Corporate raider Carl Icahn used to chair Imclone, act as a director of Blockbuster, and meddle in Yahoo. The man is no stranger to contentious companies, so perhaps it shouldn’t come as a surprise that Enron-embroiled Dynegy Group is his latest conquest. Icahn is planning to buy Dynegy, one of the biggest coal power producers in the US, for $665 million. From Bloomberg:
Dynegy Inc., the third-largest U.S. independent power producer, said its board has unanimously approved a $665 million offer to be acquired by Icahn Enterprises LP after the company’s shareholders rejected a lower bid from Blackstone Group LP.
Icahn Enterprises’ offer of $5.50 a share represents a 10 percent premium over Blackstone’s offer of $5 a share, Dynegy said in a statement today. The agreement also allows Dynegy to continue pursuing a better offer until January 24. Icahn has agreed not to oppose another buyer if Dynegy receives a higher bid.
Sale of the company at more than $4.50 a share within 18 months of Blackstone’s November offer will trigger a $16.3 million payment to Blackstone, according to an agreement with Dynegy.

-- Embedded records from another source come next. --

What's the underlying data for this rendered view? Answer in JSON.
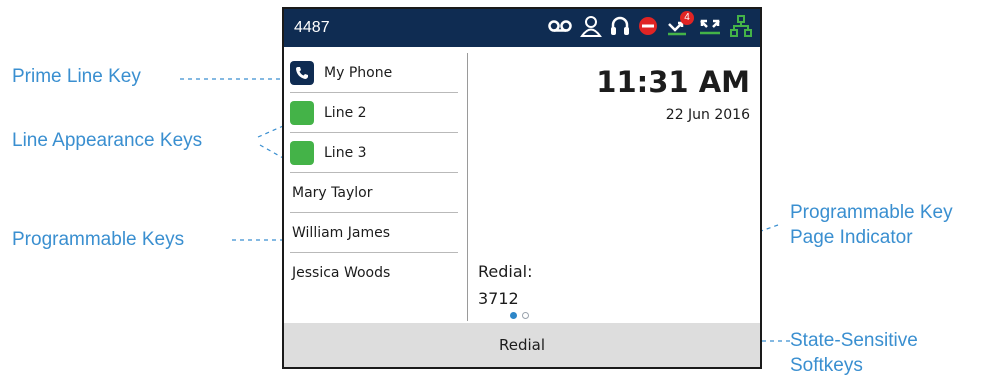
{
  "callouts": {
    "prime_line_key": "Prime Line Key",
    "line_appearance_keys": "Line Appearance Keys",
    "programmable_keys": "Programmable Keys",
    "page_indicator_line1": "Programmable Key",
    "page_indicator_line2": "Page Indicator",
    "softkeys_line1": "State-Sensitive",
    "softkeys_line2": "Softkeys"
  },
  "phone": {
    "extension": "4487",
    "status_icons": [
      "voicemail-icon",
      "directory-icon",
      "headset-icon",
      "do-not-disturb-icon",
      "missed-calls-icon",
      "call-history-icon",
      "network-icon"
    ],
    "missed_calls_badge": "4",
    "line_keys": [
      {
        "label": "My Phone",
        "icon": "phone-icon",
        "color": "#0f2c52"
      },
      {
        "label": "Line 2",
        "icon": "line-status",
        "color": "#44b348"
      },
      {
        "label": "Line 3",
        "icon": "line-status",
        "color": "#44b348"
      }
    ],
    "programmable_keys": [
      "Mary Taylor",
      "William James",
      "Jessica Woods"
    ],
    "time": "11:31 AM",
    "date": "22 Jun 2016",
    "redial_label": "Redial:",
    "redial_number": "3712",
    "page_indicator": {
      "current_page": 1,
      "total_pages": 2
    },
    "softkey": "Redial"
  },
  "colors": {
    "status_bar": "#0f2c52",
    "callout_text": "#3a8fd0",
    "line_active": "#44b348",
    "dnd_red": "#e02424",
    "network_green": "#44b348",
    "softkey_bar": "#dddddd"
  }
}
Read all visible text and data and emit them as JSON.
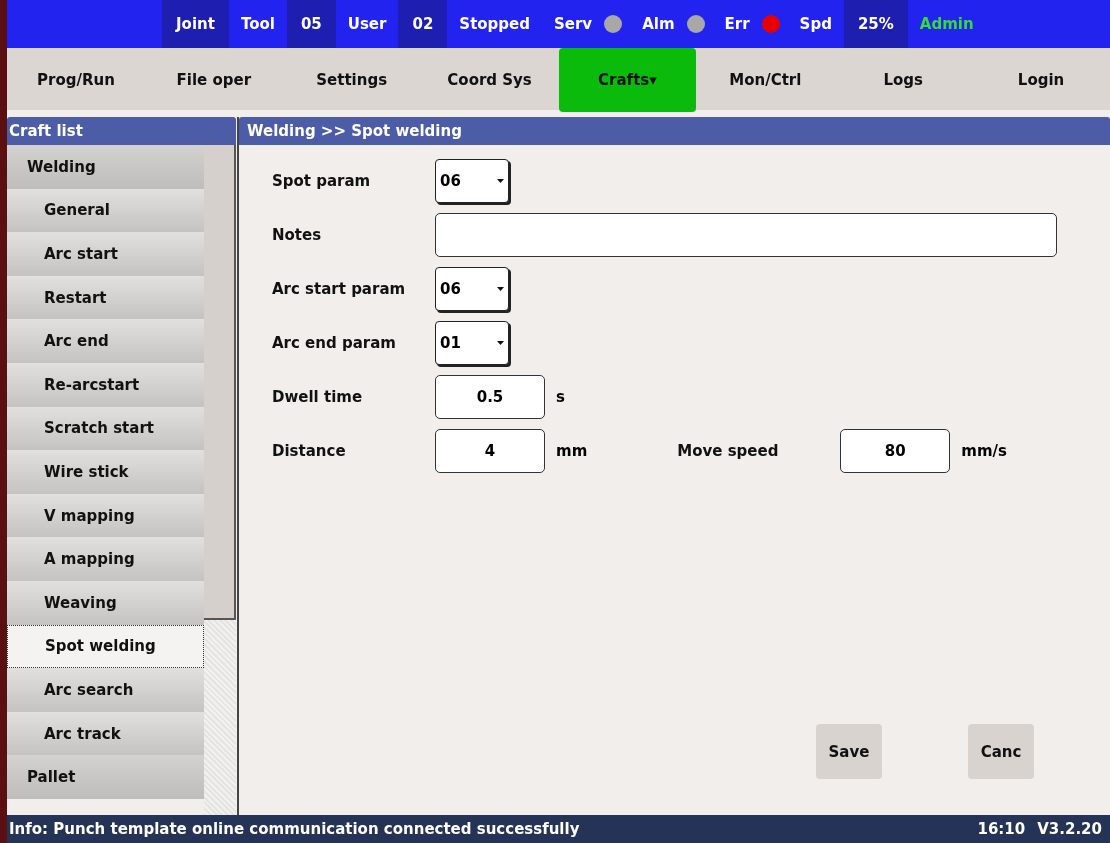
{
  "status_bar": [
    {
      "kind": "value",
      "text": "Joint"
    },
    {
      "kind": "label",
      "text": "Tool"
    },
    {
      "kind": "value",
      "text": "05"
    },
    {
      "kind": "label",
      "text": "User"
    },
    {
      "kind": "value",
      "text": "02"
    },
    {
      "kind": "label",
      "text": "Stopped"
    },
    {
      "kind": "indicator",
      "text": "Serv",
      "color": "#a8a8a8"
    },
    {
      "kind": "indicator",
      "text": "Alm",
      "color": "#a8a8a8"
    },
    {
      "kind": "indicator",
      "text": "Err",
      "color": "#e80000"
    },
    {
      "kind": "label",
      "text": "Spd"
    },
    {
      "kind": "value",
      "text": "25%"
    },
    {
      "kind": "user",
      "text": "Admin"
    }
  ],
  "menu": [
    {
      "label": "Prog/Run",
      "selected": false
    },
    {
      "label": "File oper",
      "selected": false
    },
    {
      "label": "Settings",
      "selected": false
    },
    {
      "label": "Coord Sys",
      "selected": false
    },
    {
      "label": "Crafts▾",
      "selected": true
    },
    {
      "label": "Mon/Ctrl",
      "selected": false
    },
    {
      "label": "Logs",
      "selected": false
    },
    {
      "label": "Login",
      "selected": false
    }
  ],
  "craft_list": {
    "title": "Craft list",
    "items": [
      {
        "label": "Welding",
        "selected": false,
        "children": [
          {
            "label": "General",
            "selected": false
          },
          {
            "label": "Arc start",
            "selected": false
          },
          {
            "label": "Restart",
            "selected": false
          },
          {
            "label": "Arc end",
            "selected": false
          },
          {
            "label": "Re-arcstart",
            "selected": false
          },
          {
            "label": "Scratch start",
            "selected": false
          },
          {
            "label": "Wire stick",
            "selected": false
          },
          {
            "label": "V mapping",
            "selected": false
          },
          {
            "label": "A mapping",
            "selected": false
          },
          {
            "label": "Weaving",
            "selected": false
          },
          {
            "label": "Spot welding",
            "selected": true
          },
          {
            "label": "Arc search",
            "selected": false
          },
          {
            "label": "Arc track",
            "selected": false
          }
        ]
      },
      {
        "label": "Pallet",
        "selected": false
      }
    ]
  },
  "panel": {
    "title": "Welding >> Spot welding",
    "rows": [
      [
        {
          "kind": "dropdown",
          "label": "Spot param",
          "value": "06"
        }
      ],
      [
        {
          "kind": "text",
          "label": "Notes"
        }
      ],
      [
        {
          "kind": "dropdown",
          "label": "Arc start param",
          "value": "06"
        }
      ],
      [
        {
          "kind": "dropdown",
          "label": "Arc end param",
          "value": "01"
        }
      ],
      [
        {
          "kind": "number",
          "label": "Dwell time",
          "value": "0.5",
          "unit": "s"
        }
      ],
      [
        {
          "kind": "number",
          "label": "Distance",
          "value": "4",
          "unit": "mm"
        },
        {
          "kind": "number",
          "label": "Move speed",
          "value": "80",
          "unit": "mm/s"
        }
      ]
    ],
    "buttons": [
      "Save",
      "Canc"
    ]
  },
  "info_bar": {
    "message": "Info: Punch template online communication connected successfully",
    "time": "16:10",
    "version": "V3.2.20"
  }
}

Dynegy had an Enron-like business model in 2000; one year later, it was even on the verge of taking over the crooked E when all the accounting scandals unraveled. Dynegy did manage to nab a lucrative natural gas pipeline after Enron’s collapse, but had to sell that to Warren Buffett and a few other investors after hitting its own accounting scandal in 2002. The company skated around bankruptcy in following years, restructuring in order to focus on coal and natural gas company. Still, since 2008, Dynegy has been on a steady decline, making it ripe for private equity investment.
Carl Icahn’s fat portfolio of holdings, meanwhile, is heavier on oil than coal or natural gas. Dynegy will put the world’s 24th richest man into yet another industry–and round out the contentious-company sector of his empire.